Great Ayton is nestled just beneath Roseberry Topping, amongst the Cleveland Hills and just nudging into North Yorkshire. It’s a lovely part of the country but often overlooked by visitors. The weekend of 28th and 29th June however changed all that.
In aid of Herriot Hospice Homecare, the community opened up their gardens to visitors over the weekend. Independently of each other, Jackie Latham and I went along to see.
The first surprise for me was the sheer number of gardens open – fifteen. Thankfully I stayed the weekend with friends who happen to live there, so I didn’t feel pressured by time constraints and could take time to talk to the very friendly and hospitable house and garden owners. Many of them offered tea and cake – what more can you ask for?!
The next thing I noticed was the sheer range, individualism and ingenuity that went into the gardens. There were tiny plots out the back of the house, pared down to displays in pots at ground level and mounted on shared fences. There were formal borders with neat lawns, and there were plots with sculptural features. As you might expect, there were also the larger gardens and one or two were fairly grand and beautifully designed.
Each owner was justifiably proud of their patch of heaven on earth and there was no mistaking the abundance of hard graft, devotion and love poured into their gardens.
It was interesting to note how many plants were repeated throughout the gardens – sambucus nigra, lysimachia, lychnis, delphiniums, lupins, roses, hemerocallis and peonies to name but a few – all indicating how people have selected the plants that thrive in their soil conditions and micro climate. Despite this, each garden was very different from the other. It proves the point that you can give the same tools and materials to a group of people and left to their own devices, they’ll all come up with something unique.
A few stand out in my memory. Jackie and I were hard pressed to name our favourites – no way could we single out one winner from them all – but we both loved 58 Guisborough Road. The main garden space couldn’t have been much larger than my own allotment but my goodness they’d packed everything in! Hard landscaping to accommodate seating, with a wild life pond, a trained privet hedge, an orchard, vegetables, fruit, greenhouse, herbaceous borders …
Dykes Lane included a mature cottage garden with parterre, and differently planted beds on a steep slope leading down to a stream. Idyllic. The owner told me it hadn’t been designed, it had just evolved over thirty years and it wasn’t quite finished yet. Cliff Cottage included a reclaimed field which is now used to grown vegetables organically, with a garden very much in development but showing tremendous potential as the owners had a real eye for style and plants.
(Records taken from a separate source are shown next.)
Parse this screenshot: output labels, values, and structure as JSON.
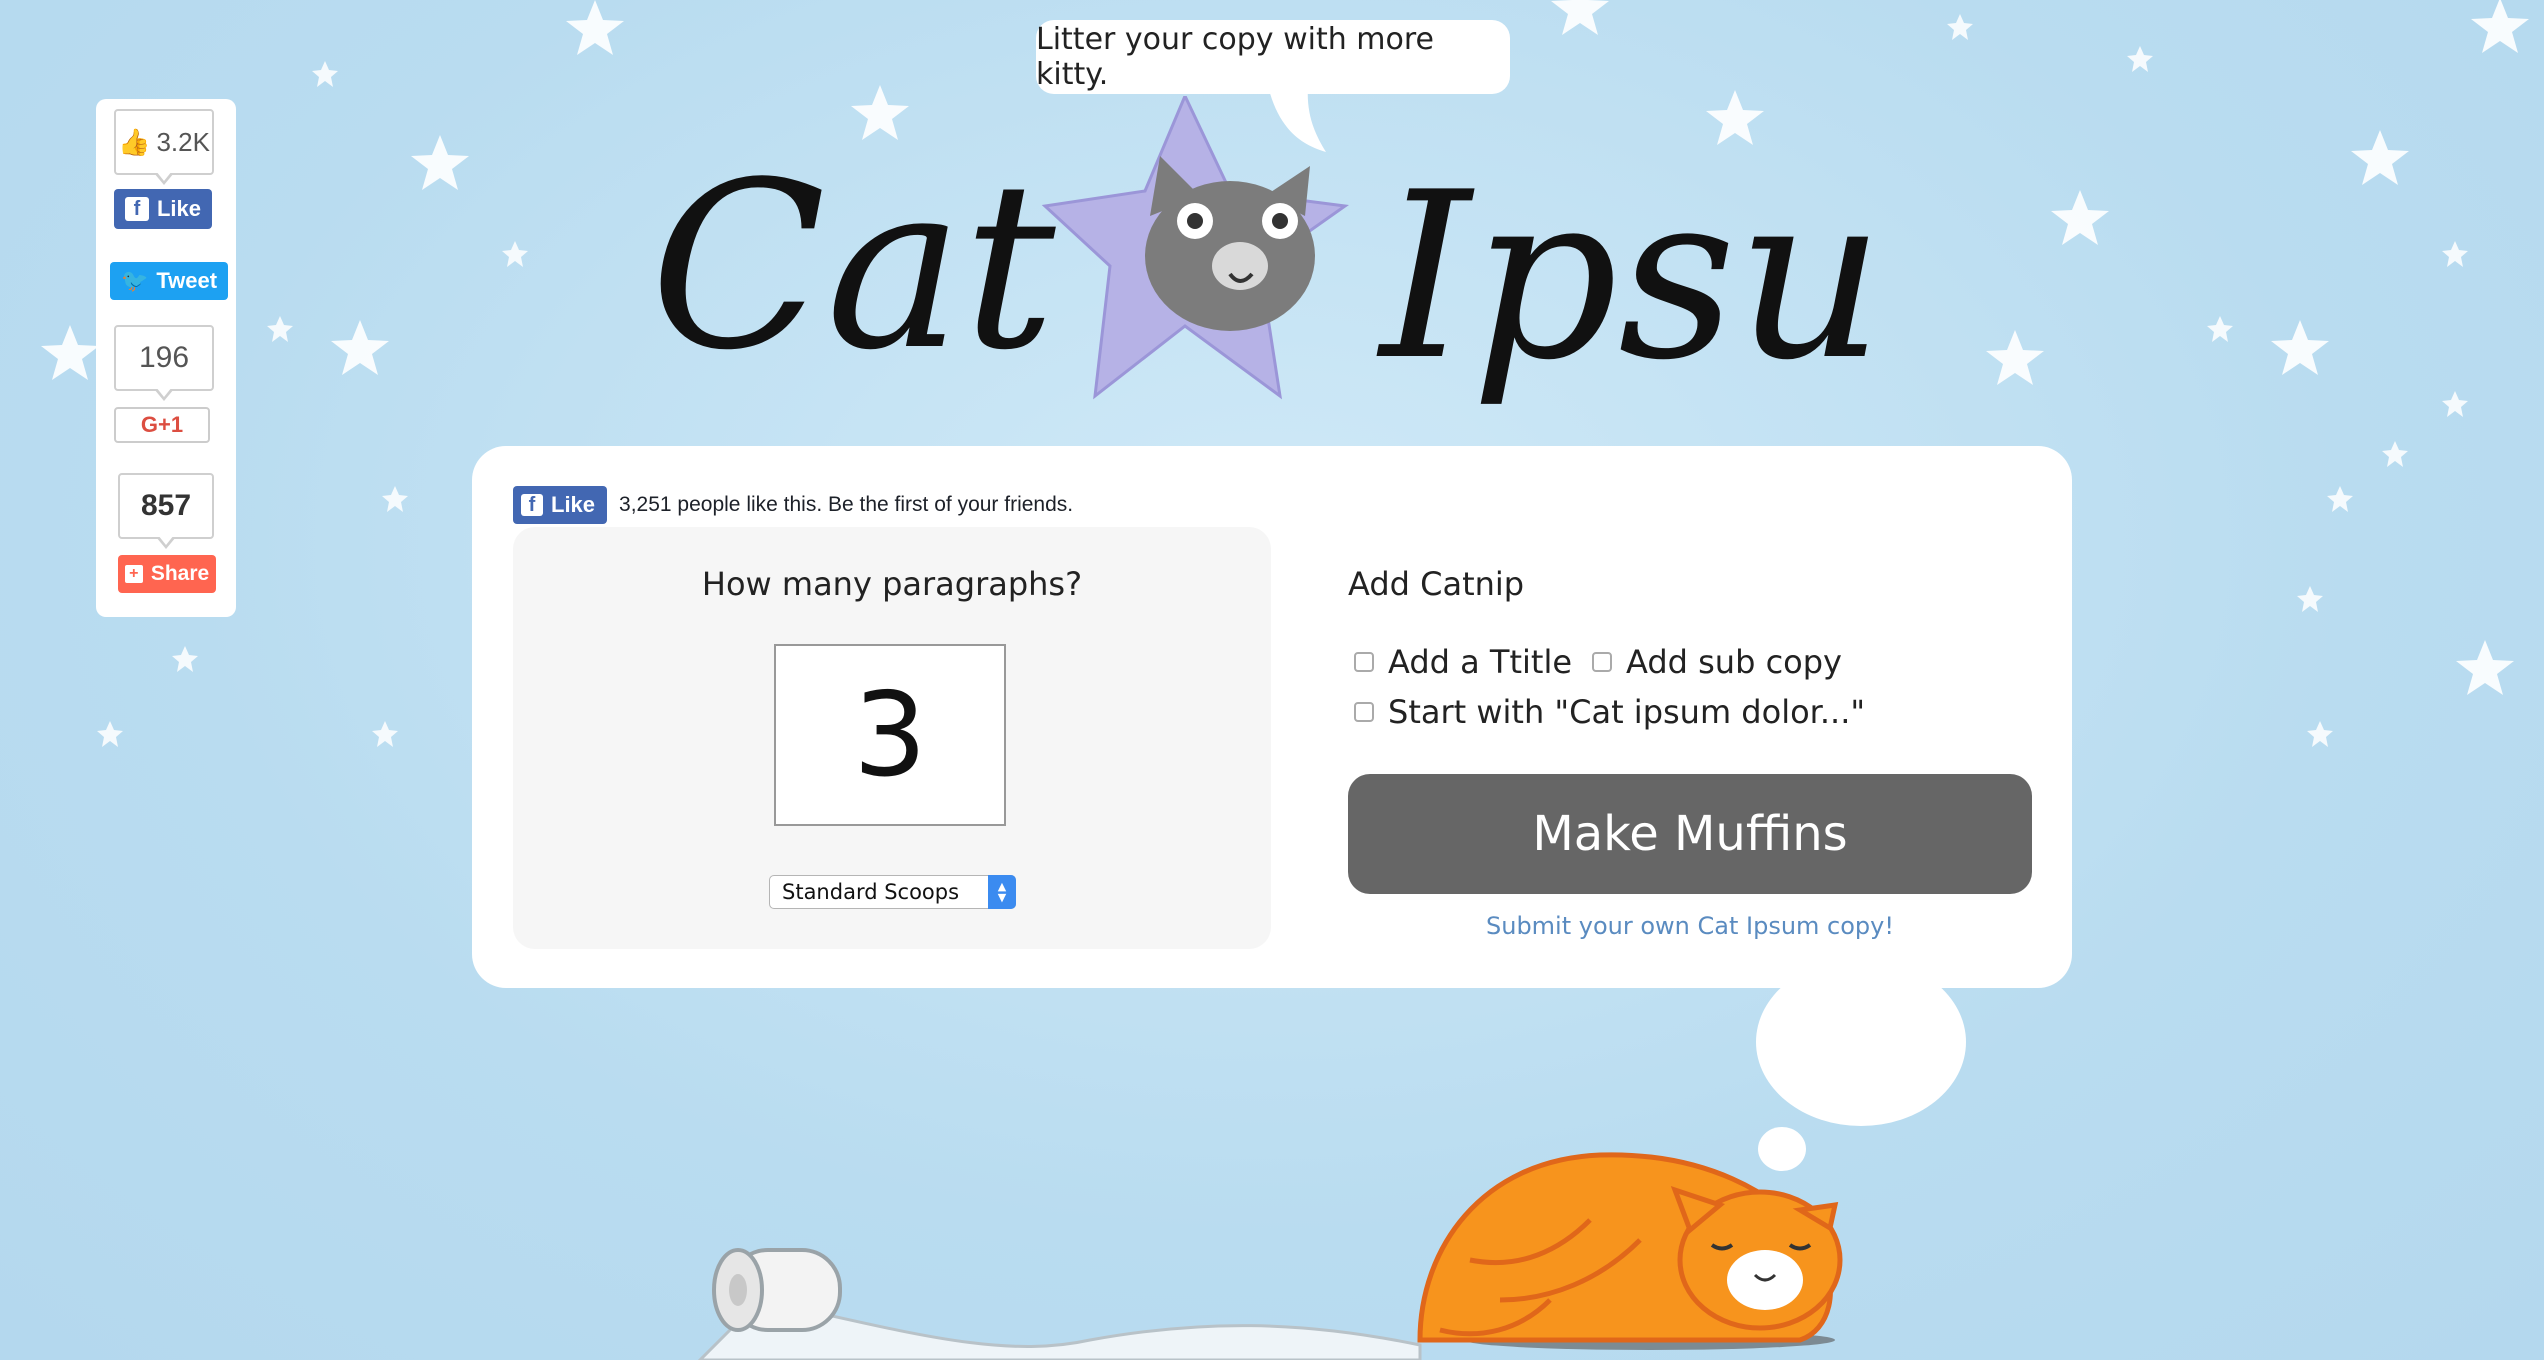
{
  "tagline": "Litter your copy with more kitty.",
  "logo": {
    "word1": "Cat",
    "word2": "Ipsum"
  },
  "share_sidebar": {
    "facebook": {
      "count": "3.2K",
      "label": "Like"
    },
    "twitter": {
      "label": "Tweet"
    },
    "google": {
      "count": "196",
      "label": "G+1"
    },
    "share": {
      "count": "857",
      "label": "Share"
    }
  },
  "fb_inline": {
    "button_label": "Like",
    "text": "3,251 people like this. Be the first of your friends."
  },
  "paragraphs": {
    "question": "How many paragraphs?",
    "value": "3",
    "select_value": "Standard Scoops"
  },
  "catnip": {
    "title": "Add Catnip",
    "options": [
      {
        "label": "Add a Ttitle",
        "checked": false
      },
      {
        "label": "Add sub copy",
        "checked": false
      },
      {
        "label": "Start with \"Cat ipsum dolor...\"",
        "checked": false
      }
    ]
  },
  "generate_button": "Make Muffins",
  "submit_link": "Submit your own Cat Ipsum copy!",
  "colors": {
    "background": "#bfe0f2",
    "facebook": "#4267b2",
    "twitter": "#1da1f2",
    "google": "#dc4e41",
    "share": "#ff6550",
    "button": "#666666",
    "link": "#5a8bc0",
    "cat_orange": "#f7941d"
  }
}
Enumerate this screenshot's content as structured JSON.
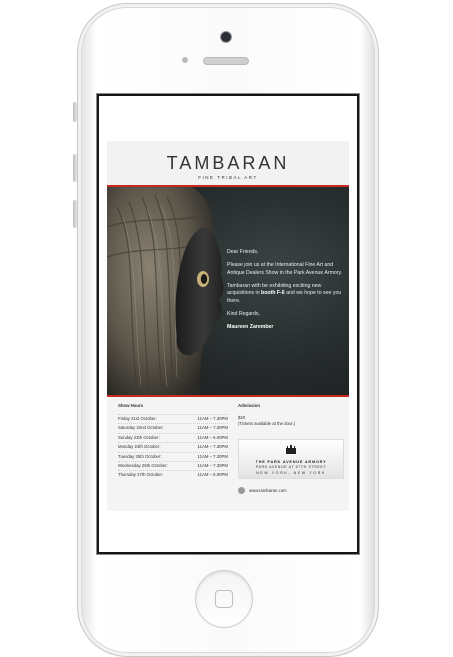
{
  "brand": {
    "name": "TAMBARAN",
    "tagline": "FINE TRIBAL ART"
  },
  "hero": {
    "greeting": "Dear Friends,",
    "paragraph1": "Please join us at the International Fine Art and Antique Dealers Show in the Park Avenue Armory.",
    "paragraph2_before": "Tambaran with be exhibiting exciting new acquisitions in",
    "paragraph2_bold": "booth F-6",
    "paragraph2_after": "and we hope to see you there.",
    "closing": "Kind Regards,",
    "signature": "Maureen Zarember"
  },
  "show_hours": {
    "title": "Show Hours",
    "rows": [
      {
        "day": "Friday 21st October:",
        "time": "11AM  –  7.30PM"
      },
      {
        "day": "Saturday 22nd October:",
        "time": "11AM  –  7.30PM"
      },
      {
        "day": "Sunday 23th October:",
        "time": "11AM  –  6.00PM"
      },
      {
        "day": "Monday 24th October:",
        "time": "11AM  –  7.30PM"
      },
      {
        "day": "Tuesday 25th October:",
        "time": "11AM  –  7.30PM"
      },
      {
        "day": "Wednesday 26th October:",
        "time": "11AM  –  7.30PM"
      },
      {
        "day": "Thursday 27th October:",
        "time": "11AM  –  6.00PM"
      }
    ]
  },
  "admission": {
    "title": "Admission",
    "price": "$20",
    "note": "(Tickets available at the door.)"
  },
  "venue": {
    "name": "THE PARK AVENUE ARMORY",
    "address": "PARK AVENUE AT 67TH STREET",
    "city": "NEW YORK, NEW YORK"
  },
  "website": "www.tambaran.com",
  "colors": {
    "accent_red": "#c62a1f",
    "hero_bg": "#252a2a",
    "phone_body": "#fafafa"
  },
  "icons": [
    "armory-building-icon",
    "globe-icon"
  ]
}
I could go on and on, but will sum up by saying the weekend was a real delight. The pride of the community was very much in evidence and it was obvious that although the neighbours of the open gardens declined to open theirs, everyone had made an effort and the whole village looked fabulous. There was obviously a collective will to display the village at its best and it did! I raise my cap to their hard work and enthusiasm, they have set a wonderful example to us all and it inspired me to come back to my own little patch of heaven on earth and look at it with fresh eyes. Which idea shall I pinch first?!